Par sa puissance, la station de Rosnay s’apparente aux grandes stations de radiodiffusion mais elle en diffère essentiellement sur les points suivants :
– antenne de dimensions exceptionnelles indispensable pour obtenir un bon rayonnement sur très grande longueur d’onde ;
– possibilité de changer de fréquence dans une gamme relativement large, ceci pour des raisons militaires évidentes ;
– protection contre les explosions nucléaires, ce qui a conduit d’une part, à protéger l’émetteur, son alimentation de secours et le personnel dans un abri bétonné à l’épreuve des explosions et des retombées radioactives et d’autre part, à prévoir la mise en place rapide d’une antenne de fortune en cas de destruction de l’antenne principale.

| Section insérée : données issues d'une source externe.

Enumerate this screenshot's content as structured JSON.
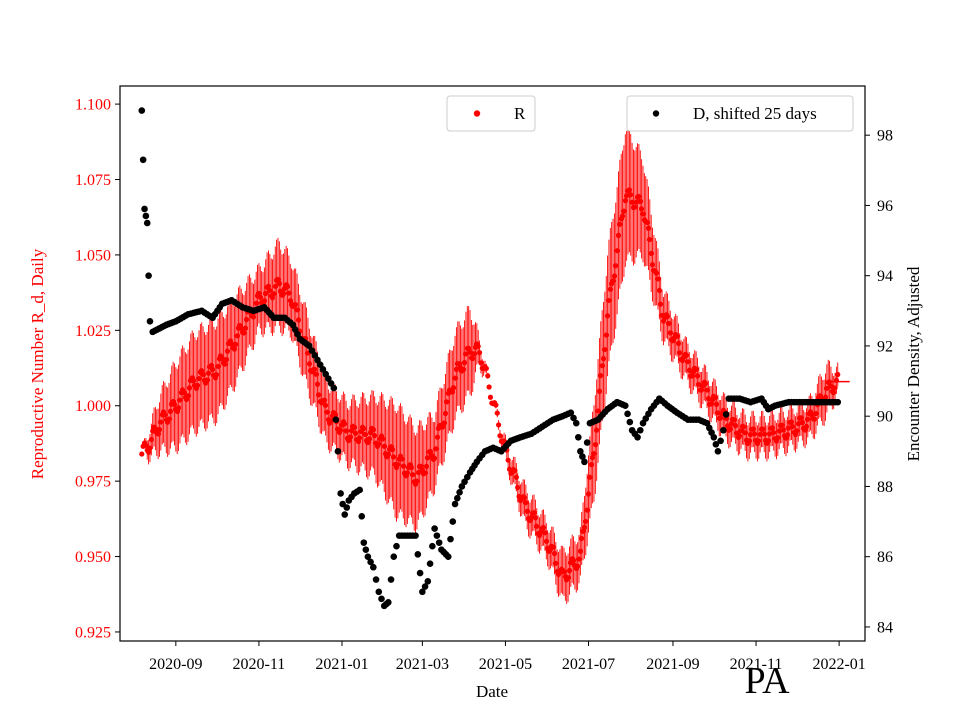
{
  "chart_data": {
    "type": "scatter",
    "title": "",
    "watermark": "PA",
    "xlabel": "Date",
    "ylabel_left": "Reproductive Number R_d, Daily",
    "ylabel_right": "Encounter Density, Adjusted",
    "xlim": [
      "2020-07-22",
      "2022-01-20"
    ],
    "ylim_left": [
      0.922,
      1.106
    ],
    "ylim_right": [
      83.6,
      99.4
    ],
    "x_ticks": [
      "2020-09",
      "2020-11",
      "2021-01",
      "2021-03",
      "2021-05",
      "2021-07",
      "2021-09",
      "2021-11",
      "2022-01"
    ],
    "y_ticks_left": [
      "0.925",
      "0.950",
      "0.975",
      "1.000",
      "1.025",
      "1.050",
      "1.075",
      "1.100"
    ],
    "y_ticks_right": [
      "84",
      "86",
      "88",
      "90",
      "92",
      "94",
      "96",
      "98"
    ],
    "legend": [
      {
        "label": "R",
        "color": "#ff0000",
        "position": "upper-center"
      },
      {
        "label": "D, shifted 25 days",
        "color": "#000000",
        "position": "upper-right"
      }
    ],
    "series": [
      {
        "name": "R",
        "axis": "left",
        "color": "#ff0000",
        "error_bars": true,
        "anchors": [
          [
            "2020-08-07",
            0.984,
            0.0
          ],
          [
            "2020-08-12",
            0.987,
            0.004
          ],
          [
            "2020-08-20",
            0.994,
            0.009
          ],
          [
            "2020-09-01",
            1.0,
            0.014
          ],
          [
            "2020-09-15",
            1.008,
            0.016
          ],
          [
            "2020-10-01",
            1.012,
            0.016
          ],
          [
            "2020-10-15",
            1.022,
            0.014
          ],
          [
            "2020-11-01",
            1.035,
            0.01
          ],
          [
            "2020-11-16",
            1.04,
            0.014
          ],
          [
            "2020-11-25",
            1.036,
            0.012
          ],
          [
            "2020-12-05",
            1.02,
            0.012
          ],
          [
            "2020-12-20",
            0.998,
            0.01
          ],
          [
            "2021-01-05",
            0.991,
            0.01
          ],
          [
            "2021-01-25",
            0.99,
            0.013
          ],
          [
            "2021-02-10",
            0.982,
            0.018
          ],
          [
            "2021-02-25",
            0.976,
            0.016
          ],
          [
            "2021-03-10",
            0.985,
            0.012
          ],
          [
            "2021-03-25",
            1.01,
            0.014
          ],
          [
            "2021-04-05",
            1.018,
            0.014
          ],
          [
            "2021-04-12",
            1.018,
            0.004
          ],
          [
            "2021-04-20",
            1.005,
            0.0
          ],
          [
            "2021-05-01",
            0.985,
            0.003
          ],
          [
            "2021-05-15",
            0.967,
            0.006
          ],
          [
            "2021-06-01",
            0.955,
            0.006
          ],
          [
            "2021-06-12",
            0.943,
            0.008
          ],
          [
            "2021-06-25",
            0.95,
            0.008
          ],
          [
            "2021-07-05",
            0.985,
            0.016
          ],
          [
            "2021-07-15",
            1.03,
            0.02
          ],
          [
            "2021-07-28",
            1.07,
            0.022
          ],
          [
            "2021-08-10",
            1.066,
            0.016
          ],
          [
            "2021-08-25",
            1.03,
            0.008
          ],
          [
            "2021-09-10",
            1.015,
            0.006
          ],
          [
            "2021-09-25",
            1.005,
            0.006
          ],
          [
            "2021-10-10",
            0.995,
            0.006
          ],
          [
            "2021-10-25",
            0.99,
            0.006
          ],
          [
            "2021-11-10",
            0.99,
            0.006
          ],
          [
            "2021-11-25",
            0.992,
            0.006
          ],
          [
            "2021-12-10",
            0.995,
            0.006
          ],
          [
            "2021-12-23",
            1.005,
            0.008
          ],
          [
            "2021-12-31",
            1.008,
            0.004
          ]
        ]
      },
      {
        "name": "D, shifted 25 days",
        "axis": "right",
        "color": "#000000",
        "points": [
          [
            "2020-08-07",
            98.7
          ],
          [
            "2020-08-08",
            97.3
          ],
          [
            "2020-08-09",
            95.9
          ],
          [
            "2020-08-10",
            95.7
          ],
          [
            "2020-08-11",
            95.5
          ],
          [
            "2020-08-12",
            94.0
          ],
          [
            "2020-08-13",
            92.7
          ],
          [
            "2020-08-15",
            92.4
          ],
          [
            "2020-08-20",
            92.5
          ],
          [
            "2020-08-25",
            92.6
          ],
          [
            "2020-09-01",
            92.7
          ],
          [
            "2020-09-10",
            92.9
          ],
          [
            "2020-09-20",
            93.0
          ],
          [
            "2020-09-28",
            92.8
          ],
          [
            "2020-10-05",
            93.2
          ],
          [
            "2020-10-12",
            93.3
          ],
          [
            "2020-10-20",
            93.1
          ],
          [
            "2020-10-28",
            93.0
          ],
          [
            "2020-11-05",
            93.1
          ],
          [
            "2020-11-12",
            92.8
          ],
          [
            "2020-11-20",
            92.8
          ],
          [
            "2020-11-26",
            92.6
          ],
          [
            "2020-12-01",
            92.2
          ],
          [
            "2020-12-08",
            92.0
          ],
          [
            "2020-12-14",
            91.6
          ],
          [
            "2020-12-20",
            91.2
          ],
          [
            "2020-12-26",
            90.8
          ],
          [
            "2020-12-29",
            89.0
          ],
          [
            "2020-12-31",
            87.8
          ],
          [
            "2021-01-03",
            87.2
          ],
          [
            "2021-01-06",
            87.6
          ],
          [
            "2021-01-10",
            87.8
          ],
          [
            "2021-01-14",
            87.9
          ],
          [
            "2021-01-17",
            86.4
          ],
          [
            "2021-01-20",
            86.0
          ],
          [
            "2021-01-24",
            85.7
          ],
          [
            "2021-01-28",
            85.0
          ],
          [
            "2021-02-01",
            84.6
          ],
          [
            "2021-02-04",
            84.7
          ],
          [
            "2021-02-08",
            86.0
          ],
          [
            "2021-02-12",
            86.6
          ],
          [
            "2021-02-18",
            86.6
          ],
          [
            "2021-02-24",
            86.6
          ],
          [
            "2021-03-01",
            85.0
          ],
          [
            "2021-03-05",
            85.3
          ],
          [
            "2021-03-10",
            86.8
          ],
          [
            "2021-03-15",
            86.2
          ],
          [
            "2021-03-20",
            86.0
          ],
          [
            "2021-03-25",
            87.5
          ],
          [
            "2021-03-30",
            88.0
          ],
          [
            "2021-04-05",
            88.4
          ],
          [
            "2021-04-10",
            88.7
          ],
          [
            "2021-04-16",
            89.0
          ],
          [
            "2021-04-22",
            89.1
          ],
          [
            "2021-04-28",
            89.0
          ],
          [
            "2021-05-05",
            89.3
          ],
          [
            "2021-05-12",
            89.4
          ],
          [
            "2021-05-20",
            89.5
          ],
          [
            "2021-05-28",
            89.7
          ],
          [
            "2021-06-05",
            89.9
          ],
          [
            "2021-06-12",
            90.0
          ],
          [
            "2021-06-18",
            90.1
          ],
          [
            "2021-06-22",
            89.8
          ],
          [
            "2021-06-25",
            89.0
          ],
          [
            "2021-06-28",
            88.7
          ],
          [
            "2021-07-02",
            89.8
          ],
          [
            "2021-07-08",
            89.9
          ],
          [
            "2021-07-15",
            90.2
          ],
          [
            "2021-07-22",
            90.4
          ],
          [
            "2021-07-28",
            90.3
          ],
          [
            "2021-08-02",
            89.6
          ],
          [
            "2021-08-06",
            89.4
          ],
          [
            "2021-08-10",
            89.8
          ],
          [
            "2021-08-16",
            90.2
          ],
          [
            "2021-08-22",
            90.5
          ],
          [
            "2021-08-28",
            90.3
          ],
          [
            "2021-09-04",
            90.1
          ],
          [
            "2021-09-12",
            89.9
          ],
          [
            "2021-09-20",
            89.9
          ],
          [
            "2021-09-26",
            89.8
          ],
          [
            "2021-10-01",
            89.4
          ],
          [
            "2021-10-04",
            89.0
          ],
          [
            "2021-10-08",
            89.6
          ],
          [
            "2021-10-12",
            90.5
          ],
          [
            "2021-10-20",
            90.5
          ],
          [
            "2021-10-28",
            90.4
          ],
          [
            "2021-11-05",
            90.5
          ],
          [
            "2021-11-10",
            90.2
          ],
          [
            "2021-11-15",
            90.3
          ],
          [
            "2021-11-25",
            90.4
          ],
          [
            "2021-12-05",
            90.4
          ],
          [
            "2021-12-15",
            90.4
          ],
          [
            "2021-12-25",
            90.4
          ],
          [
            "2021-12-31",
            90.4
          ]
        ]
      }
    ]
  }
}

Une telle station coûte évidemment très cher et la Marine ne peut se payer le luxe d’en posséder plusieurs comme l’US Navy. Aussi a-t-on prévu d’utiliser en cas de non-fonctionnement total de Rosnay la vieille station VLF de Sainte-Assise de même qu’une station moins puissante, travaillant à plus haute fréquence, installée en Bretagne. Enfin, tous les moyens utilisés pour entrer en communication avec les bâtiments de surface permettraient, en dernier recours, d’atteindre les sous-marins à condition qu’ils viennent à immersion périscopique pour placer une antenne à l’air libre, procédé il est vrai exceptionnel en raison de son manque de discrétion.
Manœuvres de l’Otan en Méditerranée
Le 16 janvier 1969, l’Otan avait décidé, on s’en souviendra peut-être, de créer en Méditerranée un groupe naval interallié analogue à la STANAVFORLANT qui opère en Atlantique. Mais alors que cette dernière est une force permanente le groupe précité, qui a été baptisé NAVOCFORMED, est purement occasionnel. Les bâtiments qui en font partie demeurent, en effet, normalement sous commandement national, mais sont susceptibles d’être réunis en très peu de temps « sur appel », (« on call ») du Commandant en chef régional Otan. Le groupe, fort de cinq destroyers ou escorteurs (un américain, un britannique, un grec, un italien et un turc), a été activé pour la première fois le 26 avril dernier. Il a effectué, sous les ordres d’un capitaine de vaisseau italien, en Méditerranée centrale et orientale, des exercices d’artillerie et de missiles, de lutte anti-sous-marine et de ravitaillement à la mer avant d’être dissous le 9 mai.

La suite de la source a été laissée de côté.